Paralympic champion vows to battle back to compete at elite level

Yesterday, the day of the opening ceremony of the London 2012 Paralympic Games, the driver who ended the hopes of competing there of one of Britain’s Beijing gold medallists, Simon Richardson, was jailed for 18 months. Farmer Edward Adams, aged 60, was also banned from driving for five years, reports BBC News Wales.

Father-of-two Richardson, aged 44, spent several weeks in a coma after the hit-and-run incident near Bridgend last August, suffering multiple injuries including injuries include fractures of the spine and a broken pelvis and breast bone.

In a statement released after yesterday’s sentencing hearing at Cardiff Crown Court, he said: "I have some significant health issues to still overcome following the collision, including further back surgery and long term recovery where my complete effort must be.

"I fully intend to battle my way back to elite competitive sport when I am fully recuperated.

He added that his focus is “now all about moving on.

"My objective throughout the case was to ensure that other cyclists who may be severely injured in collisions in the future, have a legal precedent upon which to base prosecutions against dangerous drivers," he added.

Adams was sentenced to 15 months in jail for dangerous driving, with three months added for his failure to stop. He was also given a three month concurrent sentence for driving with excess alcohol.

At Adams’ trial the court heard how he had started drinking whisky at 6am on the morning of the incident and that he had attempted to conceal his van on his farm afterwards. It was found with the help of a police helicopter.

The prosecution also said that he could only partially read a number plate from a distance of two metres.

Sentencing Adams, Judge Daniel Williams told him: "You first got into the car at 8.45am that morning and when you were breathalysed just after midday you were more than twice the legal drink drive limit.

"Mr Richardson was clearly visible - cycling close to the kerb and wearing bright clothing.

"Your claims that you were affected by sneezing and sunlight were wholly untrue.

"Your reaction to the accident and its aftermath could not be in greater contrast with the man that you had left injured.

"You took the opportunity to leave the scene - knowing you had caused the accident."

The incident last August was the second time that Richardson had been seriously injured by a motorist while riding his bike.

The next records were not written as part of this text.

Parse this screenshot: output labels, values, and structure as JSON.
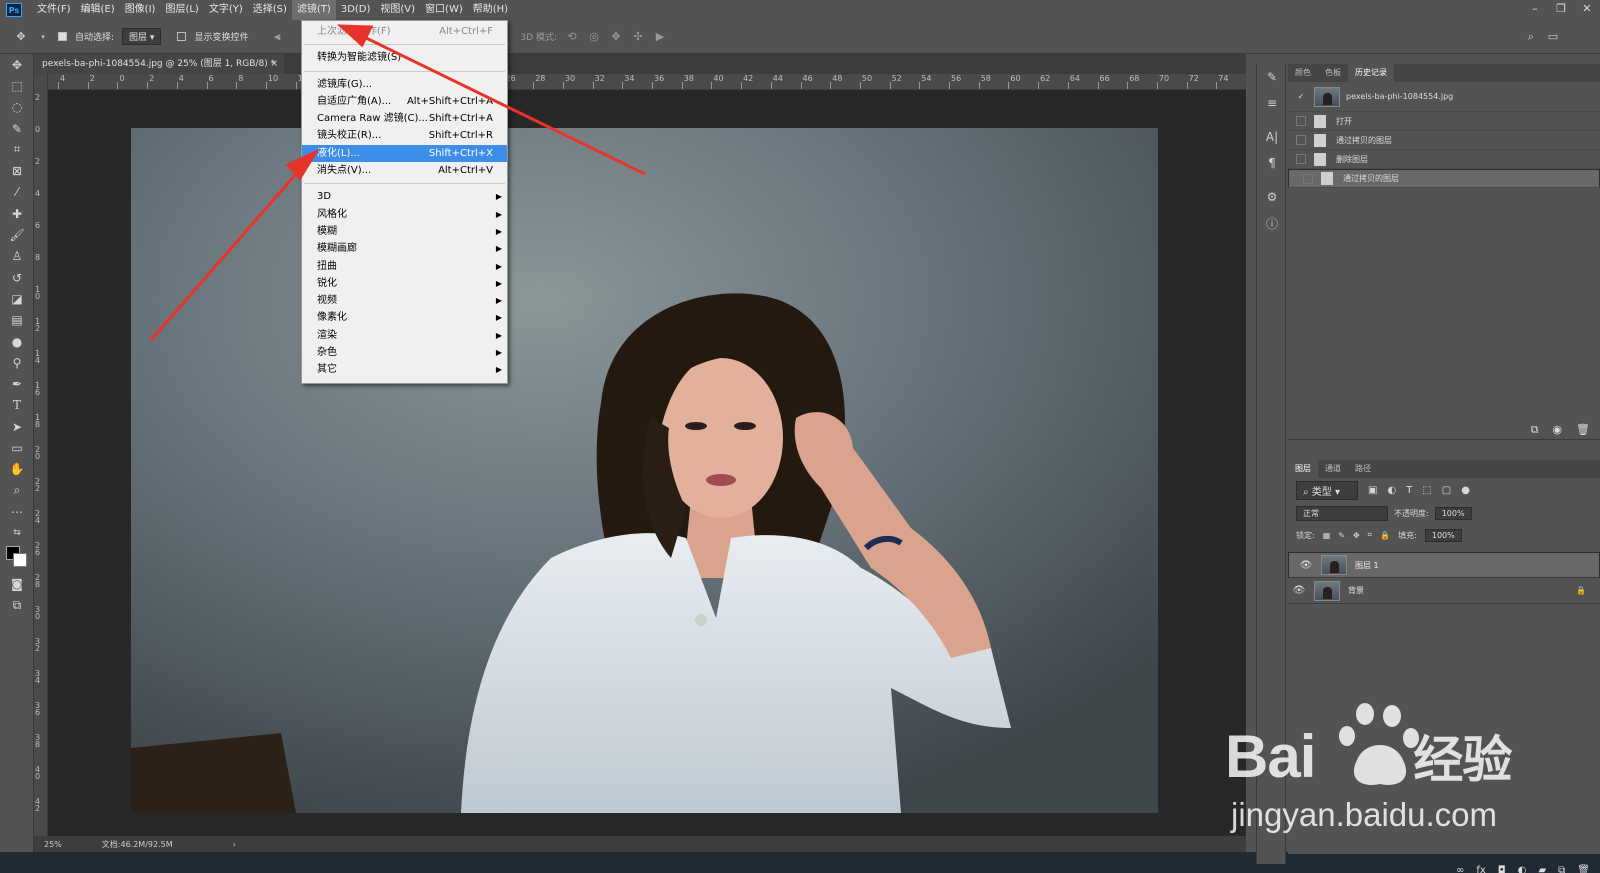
{
  "app": {
    "logo": "Ps"
  },
  "menubar": {
    "items": [
      "文件(F)",
      "编辑(E)",
      "图像(I)",
      "图层(L)",
      "文字(Y)",
      "选择(S)",
      "滤镜(T)",
      "3D(D)",
      "视图(V)",
      "窗口(W)",
      "帮助(H)"
    ],
    "active_index": 6,
    "window_controls": [
      "–",
      "❐",
      "✕"
    ]
  },
  "options_bar": {
    "auto_select_label": "自动选择:",
    "auto_select_value": "图层",
    "show_transform_label": "显示变换控件",
    "mode_3d_label": "3D 模式:"
  },
  "document": {
    "tab_title": "pexels-ba-phi-1084554.jpg @ 25% (图层 1, RGB/8) *",
    "close_glyph": "×"
  },
  "ruler": {
    "h_ticks": [
      "4",
      "2",
      "0",
      "2",
      "4",
      "6",
      "8",
      "10",
      "12",
      "14",
      "16",
      "18",
      "20",
      "22",
      "24",
      "26",
      "28",
      "30",
      "32",
      "34",
      "36",
      "38",
      "40",
      "42",
      "44",
      "46",
      "48",
      "50",
      "52",
      "54",
      "56",
      "58",
      "60",
      "62",
      "64",
      "66",
      "68",
      "70",
      "72",
      "74"
    ],
    "v_ticks": [
      "2",
      "0",
      "2",
      "4",
      "6",
      "8",
      "1 0",
      "1 2",
      "1 4",
      "1 6",
      "1 8",
      "2 0",
      "2 2",
      "2 4",
      "2 6",
      "2 8",
      "3 0",
      "3 2",
      "3 4",
      "3 6",
      "3 8",
      "4 0",
      "4 2"
    ]
  },
  "status_bar": {
    "zoom": "25%",
    "doc_size": "文档:46.2M/92.5M"
  },
  "filter_menu": {
    "groups": [
      [
        {
          "label": "上次滤镜操作(F)",
          "shortcut": "Alt+Ctrl+F",
          "disabled": true
        }
      ],
      [
        {
          "label": "转换为智能滤镜(S)",
          "shortcut": ""
        }
      ],
      [
        {
          "label": "滤镜库(G)...",
          "shortcut": ""
        },
        {
          "label": "自适应广角(A)...",
          "shortcut": "Alt+Shift+Ctrl+A"
        },
        {
          "label": "Camera Raw 滤镜(C)...",
          "shortcut": "Shift+Ctrl+A"
        },
        {
          "label": "镜头校正(R)...",
          "shortcut": "Shift+Ctrl+R"
        },
        {
          "label": "液化(L)...",
          "shortcut": "Shift+Ctrl+X",
          "highlighted": true
        },
        {
          "label": "消失点(V)...",
          "shortcut": "Alt+Ctrl+V"
        }
      ],
      [
        {
          "label": "3D",
          "submenu": true
        },
        {
          "label": "风格化",
          "submenu": true
        },
        {
          "label": "模糊",
          "submenu": true
        },
        {
          "label": "模糊画廊",
          "submenu": true
        },
        {
          "label": "扭曲",
          "submenu": true
        },
        {
          "label": "锐化",
          "submenu": true
        },
        {
          "label": "视频",
          "submenu": true
        },
        {
          "label": "像素化",
          "submenu": true
        },
        {
          "label": "渲染",
          "submenu": true
        },
        {
          "label": "杂色",
          "submenu": true
        },
        {
          "label": "其它",
          "submenu": true
        }
      ]
    ]
  },
  "history_panel": {
    "tabs": [
      "颜色",
      "色板",
      "历史记录"
    ],
    "active_tab": 2,
    "snapshot_name": "pexels-ba-phi-1084554.jpg",
    "items": [
      "打开",
      "通过拷贝的图层",
      "删除图层",
      "通过拷贝的图层"
    ],
    "selected_index": 3
  },
  "layers_panel": {
    "tabs": [
      "图层",
      "通道",
      "路径"
    ],
    "active_tab": 0,
    "filter_label": "类型",
    "blend_mode": "正常",
    "opacity_label": "不透明度:",
    "opacity_value": "100%",
    "lock_label": "锁定:",
    "fill_label": "填充:",
    "fill_value": "100%",
    "layers": [
      {
        "name": "图层 1",
        "selected": true,
        "locked": false
      },
      {
        "name": "背景",
        "selected": false,
        "locked": true
      }
    ]
  },
  "watermark": {
    "brand": "Bai",
    "brand_cn": "经验",
    "url": "jingyan.baidu.com"
  },
  "colors": {
    "accent": "#3d8ee8",
    "arrow": "#e8332b"
  }
}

In 2001, he was left with no feeling on the left-hand side of his body when he was struck by a car while taking part in a club run.

Doctors advised him to start cycling again as part of his rehabilitation and inside 12 months he was racing for Wales on an adapted bicycle powered by his right leg.

At Beijing in 2008, he won gold  in the LC 3–4 class kilo with a world record time of 1 minute 14.936 seconds and also won the LC3–4 3km individual pursuit, plus a silver medal in the LC3 class road time trial.

Born in Scotland, Simon moved to London aged seven and now lives in the Oxfordshire Cotswolds with his miniature schnauzer, Elodie. He fell in love with cycling one Saturday morning in 1994 while living in Italy when Milan-San Remo went past his front door. A daily cycle commuter in London back before riding to work started to boom, he's been news editor at road.cc since 2009. Handily for work, he speaks French and Italian. He doesn't get to ride his Colnago as often as he'd like, and freely admits he's much more adept at cooking than fettling with bikes.


OldRidgeback [2856 posts] 5 years ago

I hope the miscreant is also sued heavily for damages. Hitting offenders in the pocket is a good way to dissuade them from further offences and also to help spread the message that bad driving should be punished severely.

Tripod16 [165 posts] 5 years ago

Simon, you are a true inspiration!

londonplayer [621 posts] 5 years ago

A 5 year ban seems very lenient - especially as he left the scene of the accident. He was effectively saying "F*** you. I don't care if you're alive or dead", when he drove off.

At the risk of repeating myself from similar cases, let's hope that noone will insure the guy for the rest of his life.

jimc101 [80 posts] 5 years ago

If the victim wasn't high profile, would the punishment even have been custodial?

Karbon Kev [693 posts] 5 years ago

18 lousy months, dear oh dear .....  14

Matt eaton [741 posts] 4 years ago

Surely he'll have to re-take his test after 5 years if he wants to get behind the wheel again and I can't imagine that he'll pass if he can't read a numberplate from 2metres away.

Sorry to say though, rural rules apply here and he'll probably be driving the day he is released, ban or not. Driving is pretty much fundemental to farming and I can't see him changing careers aged 60, not that this provides any justification.